На следующий — сорок одну тонну…
…Потом из далекого Хомутово приедут свежие люди и тоже начнут кочевать с поля на поле, нянчить на руках эту солому, грузить вагоны, ворчать, требовать замены, но все равно подниматься в пять часов и уходить на весь долгий день к прессу, считать не дни, а тюки и тонны.
Басаров останется на вторую смену.
Все, что есть в нем шалого, пустого, ненужного, грубого, будет перекрыто силой общественного долга. Но про долг Егор Харитонович вслух не скажет. Он выразится проще и понятнее:
— Ни хрена, выдюжу!..
…Потом прилетит Дубов, которому врачи категорически запрещают летать.
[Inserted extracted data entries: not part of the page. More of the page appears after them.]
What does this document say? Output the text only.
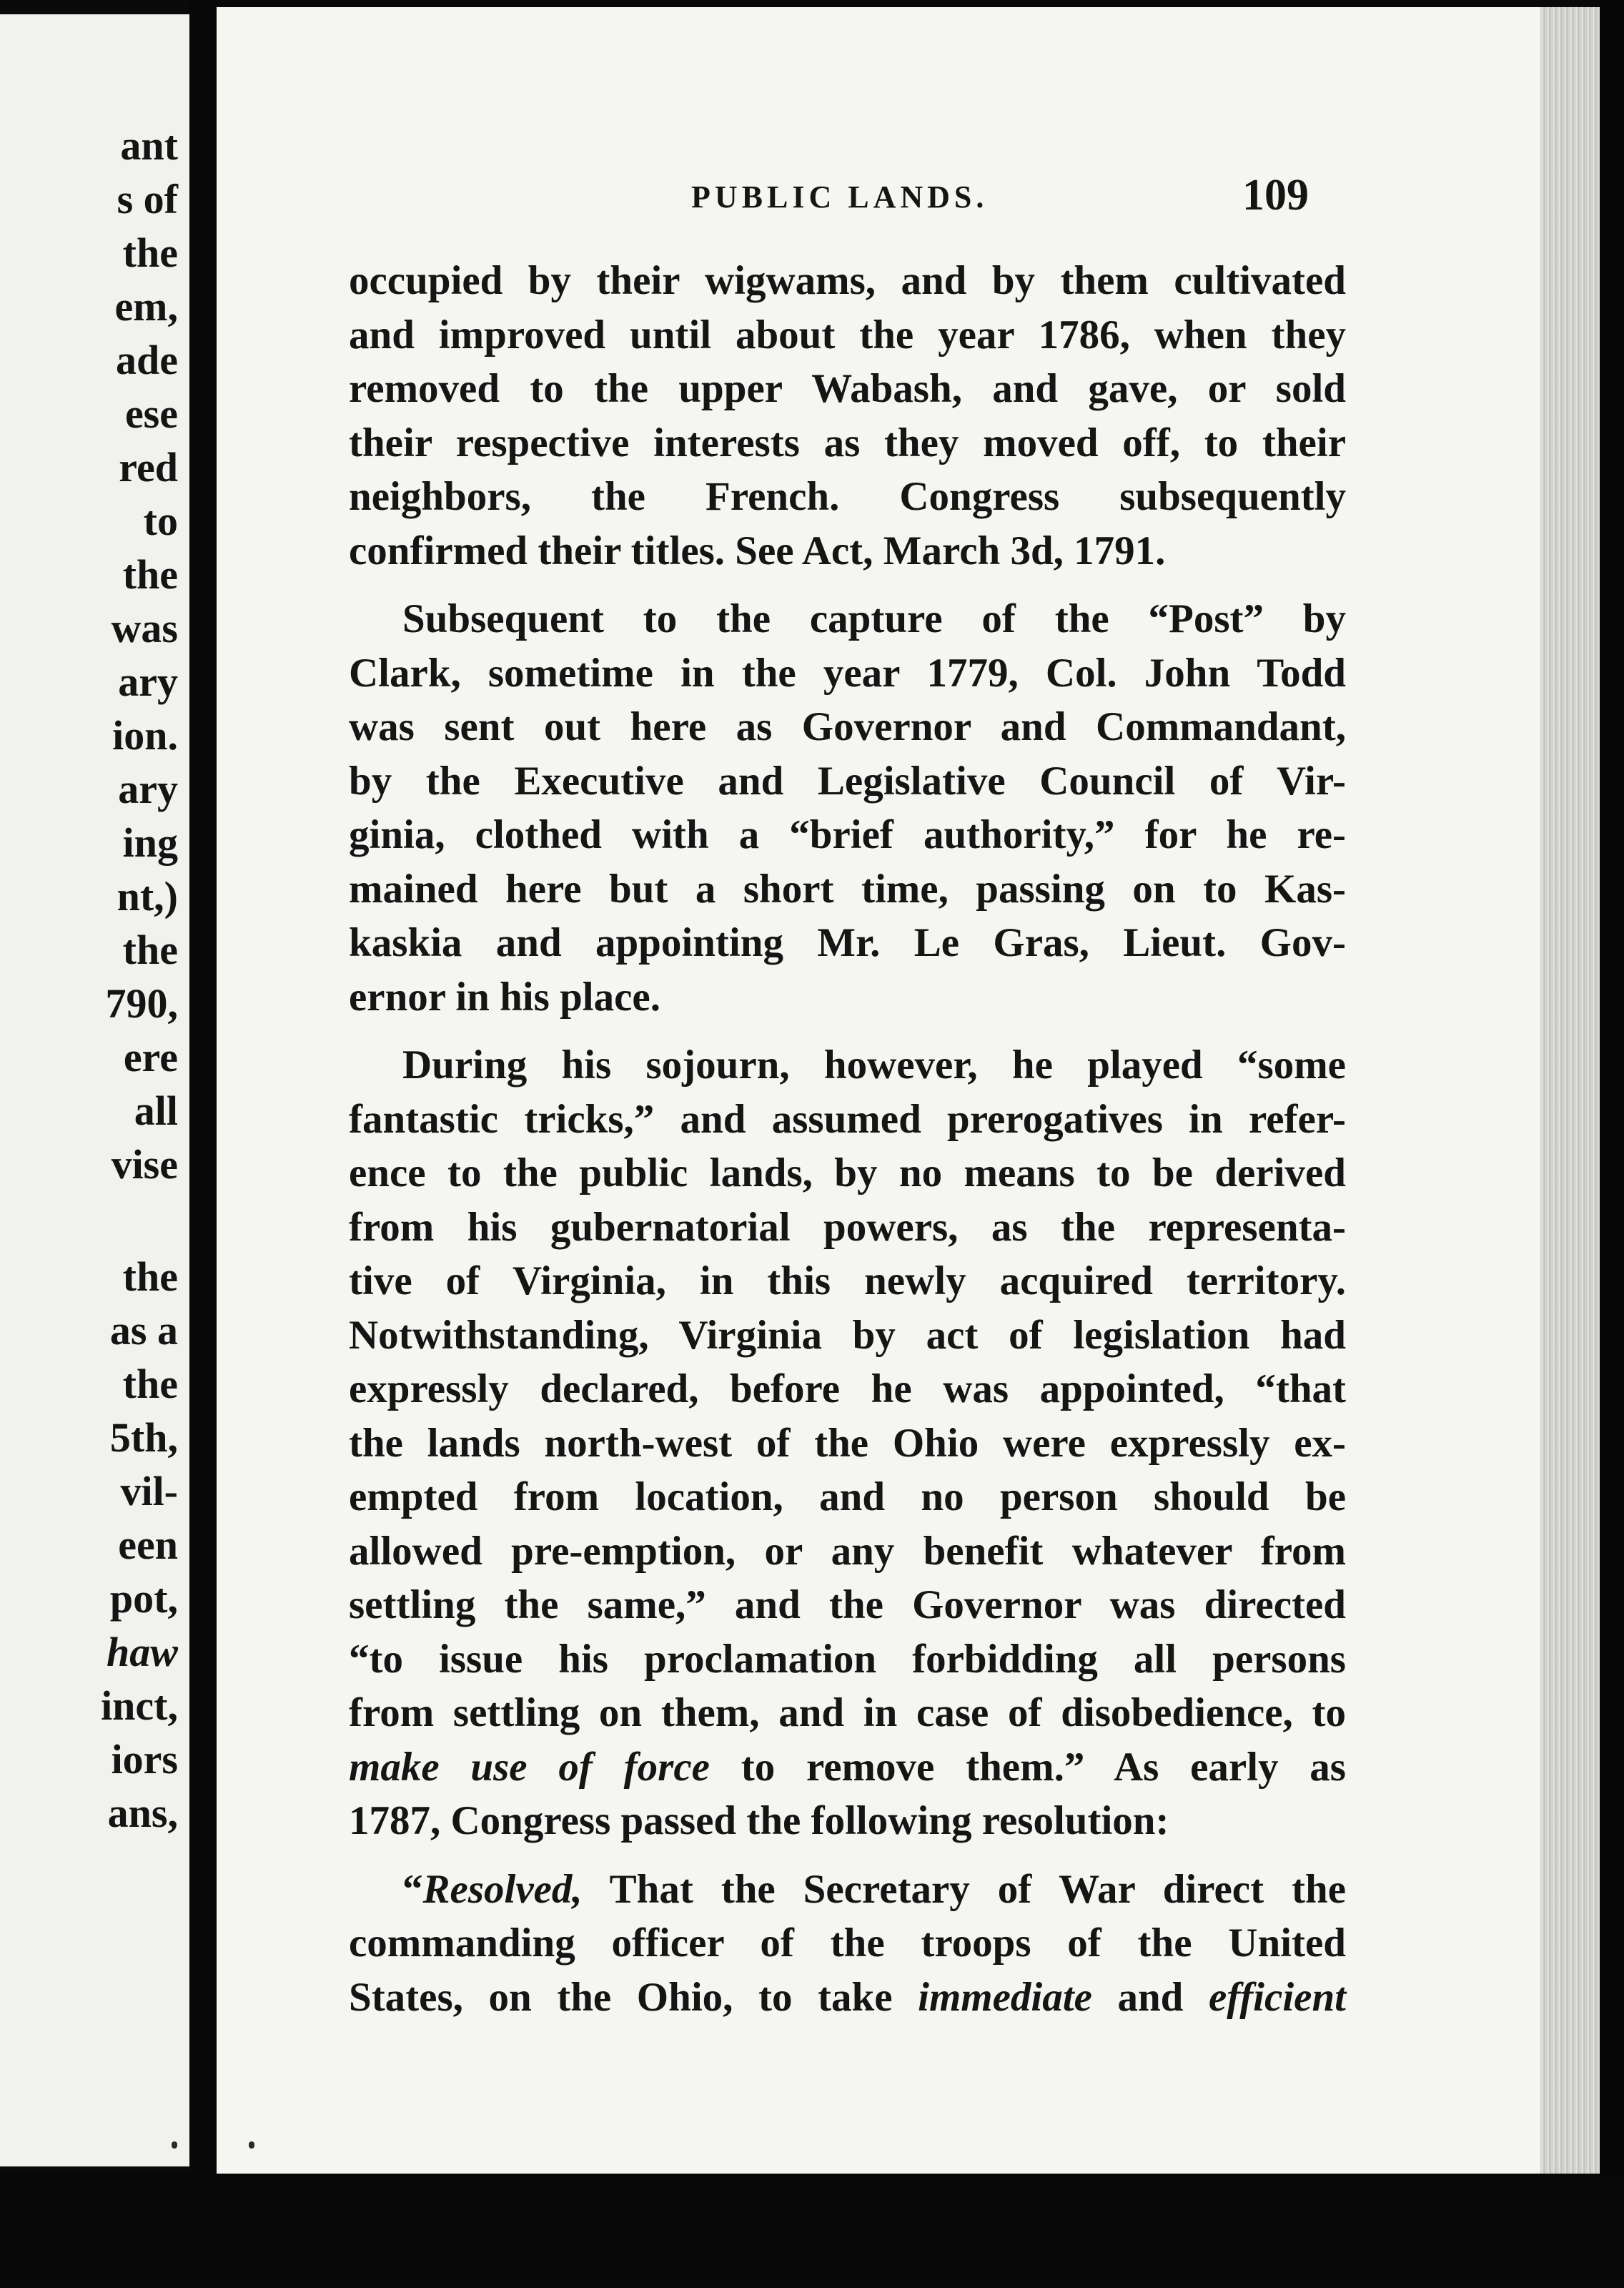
ant
s of
the
em,
ade
ese
red
to
the
was
ary
ion.
ary
ing
nt,)
the
790,
ere
all
vise
the
as a
the
5th,
vil-
een
pot,
haw
inct,
iors
ans,
PUBLIC LANDS.	109
occupied by their wigwams, and by them cultivated
and improved until about the year 1786, when they
removed to the upper Wabash, and gave, or sold
their respective interests as they moved off, to their
neighbors, the French. Congress subsequently
confirmed their titles. See Act, March 3d, 1791.
Subsequent to the capture of the “Post” by
Clark, sometime in the year 1779, Col. John Todd
was sent out here as Governor and Commandant,
by the Executive and Legislative Council of Vir-
ginia, clothed with a “brief authority,” for he re-
mained here but a short time, passing on to Kas-
kaskia and appointing Mr. Le Gras, Lieut. Gov-
ernor in his place.
During his sojourn, however, he played “some
fantastic tricks,” and assumed prerogatives in refer-
ence to the public lands, by no means to be derived
from his gubernatorial powers, as the representa-
tive of Virginia, in this newly acquired territory.
Notwithstanding, Virginia by act of legislation had
expressly declared, before he was appointed, “that
the lands north-west of the Ohio were expressly ex-
empted from location, and no person should be
allowed pre-emption, or any benefit whatever from
settling the same,” and the Governor was directed
“to issue his proclamation forbidding all persons
from settling on them, and in case of disobedience, to
make use of force to remove them.” As early as
1787, Congress passed the following resolution:
“Resolved, That the Secretary of War direct the
commanding officer of the troops of the United
States, on the Ohio, to take immediate and efficient
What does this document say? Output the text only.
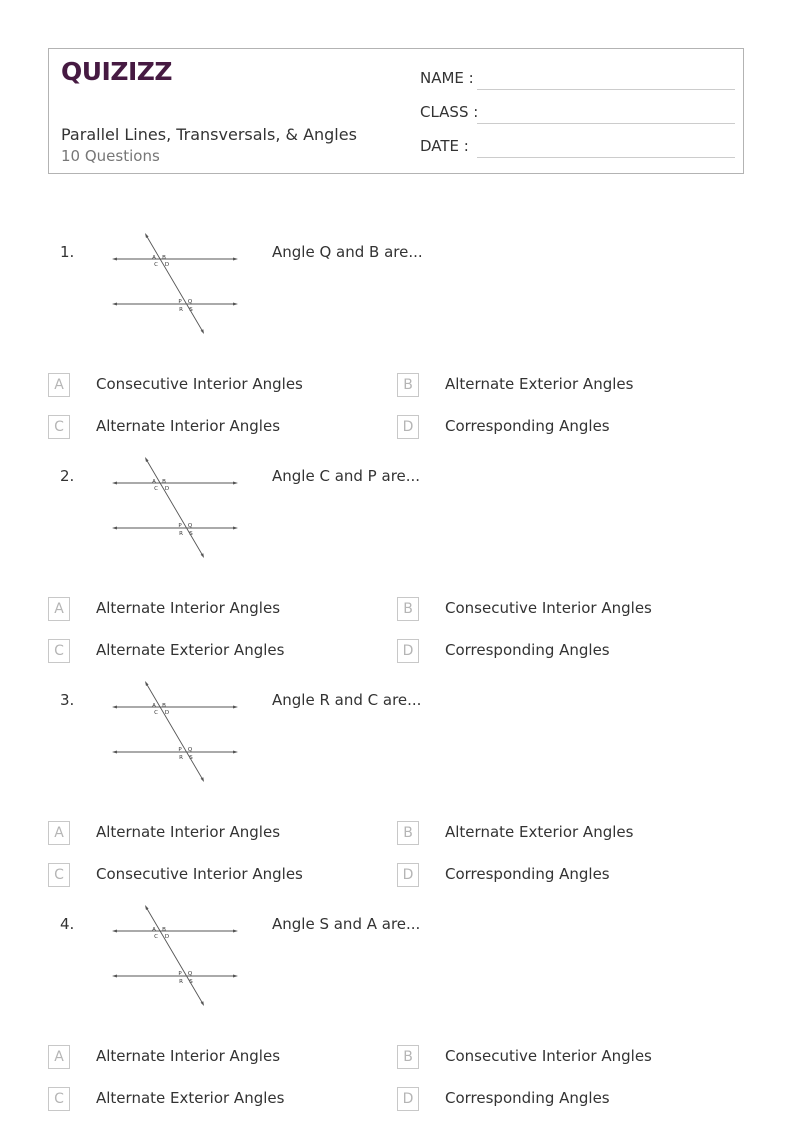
QUIZIZZ
Parallel Lines, Transversals, & Angles
10 Questions
NAME :
CLASS :
DATE :
1.	A B
C D
P Q
R S
Angle Q and B are...
A	Consecutive Interior Angles	B	Alternate Exterior Angles
C	Alternate Interior Angles	D	Corresponding Angles
2.	A B
C D
P Q
R S
Angle C and P are...
A	Alternate Interior Angles	B	Consecutive Interior Angles
C	Alternate Exterior Angles	D	Corresponding Angles
3.	A B
C D
P Q
R S
Angle R and C are...
A	Alternate Interior Angles	B	Alternate Exterior Angles
C	Consecutive Interior Angles	D	Corresponding Angles
4.	A B
C D
P Q
R S
Angle S and A are...
A	Alternate Interior Angles	B	Consecutive Interior Angles
C	Alternate Exterior Angles	D	Corresponding Angles
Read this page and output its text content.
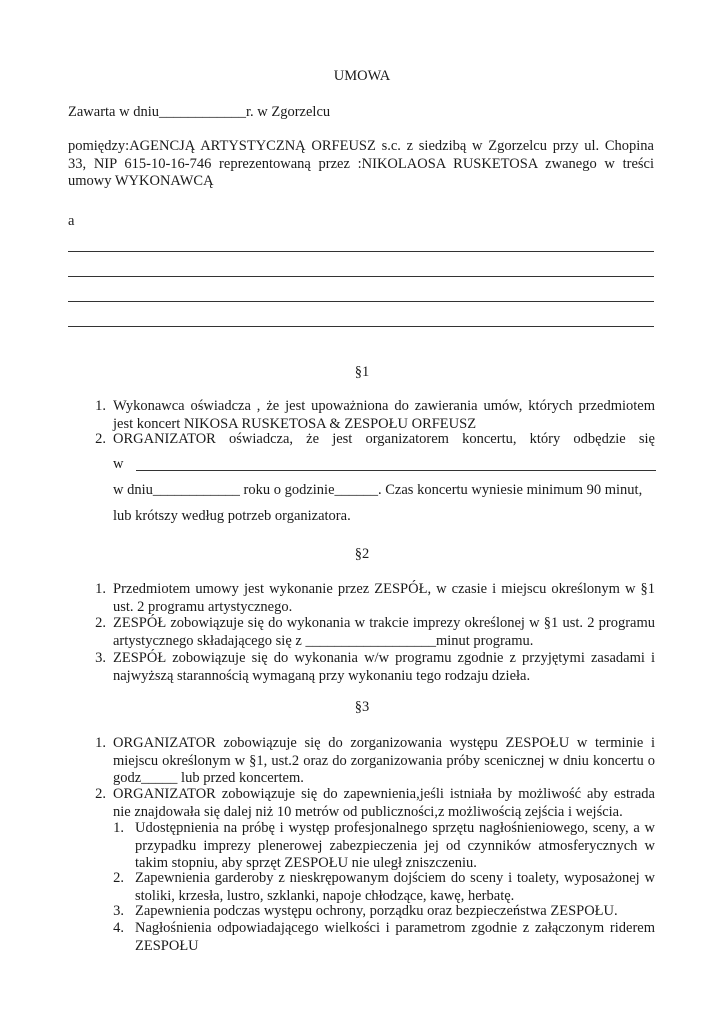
UMOWA
Zawarta w dniu____________r. w Zgorzelcu
pomiędzy:AGENCJĄ ARTYSTYCZNĄ ORFEUSZ s.c. z siedzibą w Zgorzelcu przy ul. Chopina 33, NIP 615-10-16-746 reprezentowaną przez :NIKOLAOSA RUSKETOSA zwanego w treści umowy WYKONAWCĄ
a
§1
1. Wykonawca oświadcza , że jest upoważniona do zawierania umów, których przedmiotem jest koncert NIKOSA RUSKETOSA & ZESPOŁU ORFEUSZ
2. ORGANIZATOR oświadcza, że jest organizatorem koncertu, który odbędzie się
w
w dniu____________ roku o godzinie______. Czas koncertu wyniesie minimum 90 minut,
lub krótszy według potrzeb organizatora.
§2
1. Przedmiotem umowy jest wykonanie przez ZESPÓŁ, w czasie i miejscu określonym w §1 ust. 2 programu artystycznego.
2. ZESPÓŁ zobowiązuje się do wykonania w trakcie imprezy określonej w §1 ust. 2 programu artystycznego składającego się z __________________minut programu.
3. ZESPÓŁ zobowiązuje się do wykonania w/w programu zgodnie z przyjętymi zasadami i najwyższą starannością wymaganą przy wykonaniu tego rodzaju dzieła.
§3
1. ORGANIZATOR zobowiązuje się do zorganizowania występu ZESPOŁU w terminie i miejscu określonym w §1, ust.2 oraz do zorganizowania próby scenicznej w dniu koncertu o godz_____ lub przed koncertem.
2. ORGANIZATOR zobowiązuje się do zapewnienia,jeśli istniała by możliwość aby estrada nie znajdowała się dalej niż 10 metrów od publiczności,z możliwością zejścia i wejścia.
1. Udostępnienia na próbę i występ profesjonalnego sprzętu nagłośnieniowego, sceny, a w przypadku imprezy plenerowej zabezpieczenia jej od czynników atmosferycznych w takim stopniu, aby sprzęt ZESPOŁU nie uległ zniszczeniu.
2. Zapewnienia garderoby z nieskrępowanym dojściem do sceny i toalety, wyposażonej w stoliki, krzesła, lustro, szklanki, napoje chłodzące, kawę, herbatę.
3. Zapewnienia podczas występu ochrony, porządku oraz bezpieczeństwa ZESPOŁU.
4. Nagłośnienia odpowiadającego wielkości i parametrom zgodnie z załączonym riderem ZESPOŁU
У него будет еще один, самый тяжелый и самый неприятный и ему и Федулову разговор.
— Обманулся я в тебе, Мишка, — скажет Виталий Андреевич.
Дубов объедет владения, временно занятые уваловцами, и еще раз убедится, что как бы оно ни было, а люди работают, выкладывая всю силу, делают и то, что возможно, и даже то, что невозможно…
5
В последний день августа Глазков возвращался из Новосибирска. Уже в электричке, по дороге в Увалово, он вдруг вспомнил, что завтра начинается осень. Обычно в эту пору все полустанки забиты толпами грибников, а нынче и в электричке пусто, и на остановках пусто.
Неужели лето кончается? — удивился он. Может, хоть теперь переменится погода. Или сушь протянется до самой зимы. Тогда что делать будущей весной?
Он пошел в райком к Дубову доложиться и узнать новости. Скверик у райкома забросан палой листвой. Действительно, осень.